Cito Gaston, Blue Jays: It doesn't bode well for Gaston that rookie GM Alex Anthopoulos was uninhibited enough to trade Roy Halladay in his first offseason. If the most popular player in Jays history could be cut loose, what chance does Gaston have if his team is headed toward another sub-.500 season?

Gaston was a fine antidote for the volatile John Gibbons, finishing out 2008 with a 51-37 record. But Toronto finished the second half of the '09 season with a 31-41 mark, as Gaston himself spoke of retirement. He might just get his wish.

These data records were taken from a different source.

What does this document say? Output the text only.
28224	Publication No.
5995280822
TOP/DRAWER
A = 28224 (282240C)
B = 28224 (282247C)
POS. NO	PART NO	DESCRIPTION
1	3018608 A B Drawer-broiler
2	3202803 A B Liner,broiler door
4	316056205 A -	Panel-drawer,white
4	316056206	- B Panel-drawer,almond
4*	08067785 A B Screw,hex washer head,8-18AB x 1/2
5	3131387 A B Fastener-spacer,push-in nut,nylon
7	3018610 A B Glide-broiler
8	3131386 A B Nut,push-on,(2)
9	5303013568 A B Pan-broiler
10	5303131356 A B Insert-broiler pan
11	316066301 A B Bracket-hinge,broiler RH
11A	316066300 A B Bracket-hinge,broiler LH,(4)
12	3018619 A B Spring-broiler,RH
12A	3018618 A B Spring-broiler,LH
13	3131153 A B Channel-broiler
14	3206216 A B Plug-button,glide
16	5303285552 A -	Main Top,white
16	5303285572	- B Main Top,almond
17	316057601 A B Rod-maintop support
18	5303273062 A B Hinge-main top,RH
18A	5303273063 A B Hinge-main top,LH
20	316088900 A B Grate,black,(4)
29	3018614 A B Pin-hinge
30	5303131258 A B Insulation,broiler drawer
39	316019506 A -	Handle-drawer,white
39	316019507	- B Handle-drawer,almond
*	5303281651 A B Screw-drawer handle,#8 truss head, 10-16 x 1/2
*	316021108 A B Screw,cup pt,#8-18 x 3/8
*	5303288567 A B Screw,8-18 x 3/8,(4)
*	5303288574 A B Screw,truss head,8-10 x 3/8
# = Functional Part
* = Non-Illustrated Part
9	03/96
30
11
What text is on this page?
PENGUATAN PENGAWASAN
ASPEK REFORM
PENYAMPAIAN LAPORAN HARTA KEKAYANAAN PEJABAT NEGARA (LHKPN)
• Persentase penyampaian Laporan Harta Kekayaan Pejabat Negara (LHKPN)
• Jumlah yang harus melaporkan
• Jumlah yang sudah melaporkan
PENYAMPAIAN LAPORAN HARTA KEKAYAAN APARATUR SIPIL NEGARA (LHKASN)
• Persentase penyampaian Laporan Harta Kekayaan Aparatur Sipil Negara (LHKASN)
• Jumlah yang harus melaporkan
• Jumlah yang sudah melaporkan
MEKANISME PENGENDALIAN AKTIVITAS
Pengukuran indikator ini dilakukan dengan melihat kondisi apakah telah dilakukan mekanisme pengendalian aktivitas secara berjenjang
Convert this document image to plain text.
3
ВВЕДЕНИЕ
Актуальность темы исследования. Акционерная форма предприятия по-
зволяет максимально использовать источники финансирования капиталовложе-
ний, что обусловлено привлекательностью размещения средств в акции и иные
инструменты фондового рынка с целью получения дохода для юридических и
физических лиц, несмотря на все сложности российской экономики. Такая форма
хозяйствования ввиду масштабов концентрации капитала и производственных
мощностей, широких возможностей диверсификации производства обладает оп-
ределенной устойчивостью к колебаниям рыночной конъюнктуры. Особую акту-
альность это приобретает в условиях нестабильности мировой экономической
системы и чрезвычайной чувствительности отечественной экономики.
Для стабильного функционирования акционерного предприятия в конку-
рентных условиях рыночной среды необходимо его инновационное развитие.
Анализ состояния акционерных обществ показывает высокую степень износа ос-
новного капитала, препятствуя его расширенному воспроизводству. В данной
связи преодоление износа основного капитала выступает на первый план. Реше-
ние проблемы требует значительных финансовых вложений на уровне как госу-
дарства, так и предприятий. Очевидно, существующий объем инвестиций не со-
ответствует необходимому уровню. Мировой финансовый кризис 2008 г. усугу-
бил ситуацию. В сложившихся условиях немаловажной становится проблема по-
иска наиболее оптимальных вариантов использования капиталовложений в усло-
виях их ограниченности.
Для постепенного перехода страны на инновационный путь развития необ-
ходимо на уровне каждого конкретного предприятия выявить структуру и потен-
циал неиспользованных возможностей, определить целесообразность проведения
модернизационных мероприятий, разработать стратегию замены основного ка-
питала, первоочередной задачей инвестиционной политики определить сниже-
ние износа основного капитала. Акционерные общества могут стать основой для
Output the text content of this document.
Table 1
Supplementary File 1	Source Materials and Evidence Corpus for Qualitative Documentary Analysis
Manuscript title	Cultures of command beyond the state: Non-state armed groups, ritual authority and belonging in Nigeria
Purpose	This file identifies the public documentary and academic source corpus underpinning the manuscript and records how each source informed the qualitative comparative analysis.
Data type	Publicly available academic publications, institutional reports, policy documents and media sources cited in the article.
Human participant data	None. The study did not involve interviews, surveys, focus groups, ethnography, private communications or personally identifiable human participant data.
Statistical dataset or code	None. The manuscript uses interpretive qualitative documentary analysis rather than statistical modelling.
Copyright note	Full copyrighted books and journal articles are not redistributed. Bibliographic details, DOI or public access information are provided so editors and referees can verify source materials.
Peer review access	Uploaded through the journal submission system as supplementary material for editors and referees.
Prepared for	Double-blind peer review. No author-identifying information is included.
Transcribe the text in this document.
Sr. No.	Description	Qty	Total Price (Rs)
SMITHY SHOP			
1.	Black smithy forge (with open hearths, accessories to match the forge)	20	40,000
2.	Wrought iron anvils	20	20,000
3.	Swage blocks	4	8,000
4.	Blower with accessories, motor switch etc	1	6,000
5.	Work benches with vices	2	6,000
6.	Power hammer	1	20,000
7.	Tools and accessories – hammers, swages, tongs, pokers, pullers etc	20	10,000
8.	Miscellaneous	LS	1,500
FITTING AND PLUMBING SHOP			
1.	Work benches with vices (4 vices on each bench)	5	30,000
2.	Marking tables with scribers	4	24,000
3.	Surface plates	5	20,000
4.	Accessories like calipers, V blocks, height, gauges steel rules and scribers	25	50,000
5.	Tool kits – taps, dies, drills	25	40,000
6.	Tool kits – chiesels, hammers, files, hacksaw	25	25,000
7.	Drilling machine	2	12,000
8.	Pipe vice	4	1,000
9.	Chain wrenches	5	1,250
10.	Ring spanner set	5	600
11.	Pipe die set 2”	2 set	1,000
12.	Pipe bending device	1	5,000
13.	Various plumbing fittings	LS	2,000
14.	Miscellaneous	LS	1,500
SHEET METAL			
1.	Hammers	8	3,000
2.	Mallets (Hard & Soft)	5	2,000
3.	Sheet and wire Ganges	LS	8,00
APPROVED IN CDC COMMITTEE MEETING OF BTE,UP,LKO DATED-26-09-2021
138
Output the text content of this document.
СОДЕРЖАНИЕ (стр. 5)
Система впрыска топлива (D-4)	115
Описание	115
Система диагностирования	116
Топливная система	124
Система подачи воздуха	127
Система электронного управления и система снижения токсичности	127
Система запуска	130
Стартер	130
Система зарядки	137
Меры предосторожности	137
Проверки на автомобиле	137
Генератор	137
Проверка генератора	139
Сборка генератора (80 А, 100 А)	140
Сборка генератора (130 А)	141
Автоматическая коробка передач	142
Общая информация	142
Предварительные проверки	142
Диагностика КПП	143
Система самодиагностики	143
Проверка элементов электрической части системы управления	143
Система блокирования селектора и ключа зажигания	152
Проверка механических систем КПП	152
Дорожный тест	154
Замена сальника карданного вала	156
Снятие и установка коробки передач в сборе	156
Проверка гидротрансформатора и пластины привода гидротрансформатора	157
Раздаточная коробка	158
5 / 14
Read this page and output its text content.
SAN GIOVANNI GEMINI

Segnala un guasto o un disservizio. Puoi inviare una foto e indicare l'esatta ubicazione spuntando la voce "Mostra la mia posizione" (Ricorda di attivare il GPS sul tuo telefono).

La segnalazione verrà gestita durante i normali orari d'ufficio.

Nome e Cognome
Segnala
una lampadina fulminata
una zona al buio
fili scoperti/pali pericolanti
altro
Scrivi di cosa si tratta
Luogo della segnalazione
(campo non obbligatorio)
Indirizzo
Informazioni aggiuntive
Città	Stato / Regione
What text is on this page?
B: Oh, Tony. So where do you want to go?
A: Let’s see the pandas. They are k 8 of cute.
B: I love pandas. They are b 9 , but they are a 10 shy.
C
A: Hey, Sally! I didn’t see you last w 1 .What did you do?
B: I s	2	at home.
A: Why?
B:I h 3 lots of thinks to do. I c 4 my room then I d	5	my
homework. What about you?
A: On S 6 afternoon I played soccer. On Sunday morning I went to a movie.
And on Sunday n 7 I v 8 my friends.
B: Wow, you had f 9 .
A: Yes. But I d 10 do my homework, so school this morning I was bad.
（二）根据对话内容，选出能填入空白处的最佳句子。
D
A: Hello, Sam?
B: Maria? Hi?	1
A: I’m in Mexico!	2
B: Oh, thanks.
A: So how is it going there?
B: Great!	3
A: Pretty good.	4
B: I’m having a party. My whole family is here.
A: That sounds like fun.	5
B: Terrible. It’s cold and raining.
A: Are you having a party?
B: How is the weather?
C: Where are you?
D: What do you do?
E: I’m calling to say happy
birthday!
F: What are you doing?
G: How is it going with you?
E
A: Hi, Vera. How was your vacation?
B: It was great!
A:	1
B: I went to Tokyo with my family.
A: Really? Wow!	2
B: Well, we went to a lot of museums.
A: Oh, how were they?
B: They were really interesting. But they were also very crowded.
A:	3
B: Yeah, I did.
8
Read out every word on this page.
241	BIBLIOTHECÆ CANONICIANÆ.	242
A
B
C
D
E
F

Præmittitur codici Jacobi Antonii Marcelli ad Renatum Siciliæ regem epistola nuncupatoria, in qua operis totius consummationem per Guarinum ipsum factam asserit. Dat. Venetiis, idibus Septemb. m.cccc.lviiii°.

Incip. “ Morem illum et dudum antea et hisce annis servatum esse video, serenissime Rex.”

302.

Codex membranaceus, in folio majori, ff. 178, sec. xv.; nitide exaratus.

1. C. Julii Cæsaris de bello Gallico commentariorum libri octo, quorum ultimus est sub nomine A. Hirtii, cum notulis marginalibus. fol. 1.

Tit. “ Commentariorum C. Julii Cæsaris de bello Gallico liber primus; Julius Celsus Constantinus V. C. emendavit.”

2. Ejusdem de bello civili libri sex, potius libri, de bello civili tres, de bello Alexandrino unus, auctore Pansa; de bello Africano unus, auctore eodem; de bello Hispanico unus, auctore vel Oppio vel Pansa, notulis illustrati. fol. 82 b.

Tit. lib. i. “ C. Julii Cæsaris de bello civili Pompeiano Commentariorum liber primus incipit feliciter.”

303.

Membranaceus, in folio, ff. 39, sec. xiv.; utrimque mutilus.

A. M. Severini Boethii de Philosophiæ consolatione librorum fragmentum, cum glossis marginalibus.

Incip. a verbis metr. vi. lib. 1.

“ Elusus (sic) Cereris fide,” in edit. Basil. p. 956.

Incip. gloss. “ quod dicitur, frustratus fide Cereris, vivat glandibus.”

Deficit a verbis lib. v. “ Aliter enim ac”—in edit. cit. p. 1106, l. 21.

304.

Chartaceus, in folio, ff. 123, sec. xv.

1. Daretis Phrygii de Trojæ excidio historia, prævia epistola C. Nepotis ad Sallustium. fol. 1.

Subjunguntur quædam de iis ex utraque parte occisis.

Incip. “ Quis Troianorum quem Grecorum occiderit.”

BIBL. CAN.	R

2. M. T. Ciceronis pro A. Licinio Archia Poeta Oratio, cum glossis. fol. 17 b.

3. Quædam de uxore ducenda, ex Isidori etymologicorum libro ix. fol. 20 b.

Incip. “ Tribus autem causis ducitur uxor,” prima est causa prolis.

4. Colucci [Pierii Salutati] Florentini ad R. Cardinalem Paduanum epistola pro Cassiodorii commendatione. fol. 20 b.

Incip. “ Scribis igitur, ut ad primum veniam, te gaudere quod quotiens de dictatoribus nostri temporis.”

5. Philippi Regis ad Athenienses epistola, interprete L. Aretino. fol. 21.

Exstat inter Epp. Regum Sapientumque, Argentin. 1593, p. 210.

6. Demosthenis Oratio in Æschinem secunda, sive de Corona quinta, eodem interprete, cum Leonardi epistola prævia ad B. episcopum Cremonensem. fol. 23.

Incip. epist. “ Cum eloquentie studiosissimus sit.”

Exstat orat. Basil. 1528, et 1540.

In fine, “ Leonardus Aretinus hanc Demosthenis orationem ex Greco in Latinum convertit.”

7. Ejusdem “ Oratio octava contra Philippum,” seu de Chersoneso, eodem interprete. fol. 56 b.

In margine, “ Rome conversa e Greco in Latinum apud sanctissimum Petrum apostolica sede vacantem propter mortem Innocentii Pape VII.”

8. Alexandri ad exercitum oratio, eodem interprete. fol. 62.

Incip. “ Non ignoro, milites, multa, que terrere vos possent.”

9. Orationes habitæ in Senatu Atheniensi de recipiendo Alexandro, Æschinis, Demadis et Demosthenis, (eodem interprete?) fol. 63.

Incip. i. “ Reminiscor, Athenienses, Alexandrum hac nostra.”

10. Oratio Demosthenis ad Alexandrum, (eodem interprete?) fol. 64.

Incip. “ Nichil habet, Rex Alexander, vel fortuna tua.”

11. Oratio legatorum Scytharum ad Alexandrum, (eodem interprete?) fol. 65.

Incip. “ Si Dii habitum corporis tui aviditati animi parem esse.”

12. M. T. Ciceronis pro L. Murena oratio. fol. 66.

Dusty Baker, Reds: Baker has to prove last season's strong finish (27-13 down the stretch) wasn't a fluke. His roster has been bolstered significantly by Orlando Cabrera, Scott Rolen and possibly Aroldis Chapman, the 21-year-old Cuban defector who could bypass the minors and go directly into the Reds' starting rotation.

That's good news for Baker, who's finished fifth and fourth, respectively, since taking over the Reds in 2008. Some believe Baker's luck could turn in 2010; he has the firepower to make it happen. But Baker hasn't won a division title since 2003 with the Cubs, and he needs to prove he's still a winner.

Lou Piniella, Cubs: Piniella would likely quit before he ever got fired, but this is Sweet Lou's 23rd year managing and he has just one championship to show for it. He's returned the Cubs to respectability, winning the Central Division twice in the last three years, but if he can't end the 102-year World Series drought, it's not a stretch to think Piniella would just walk away.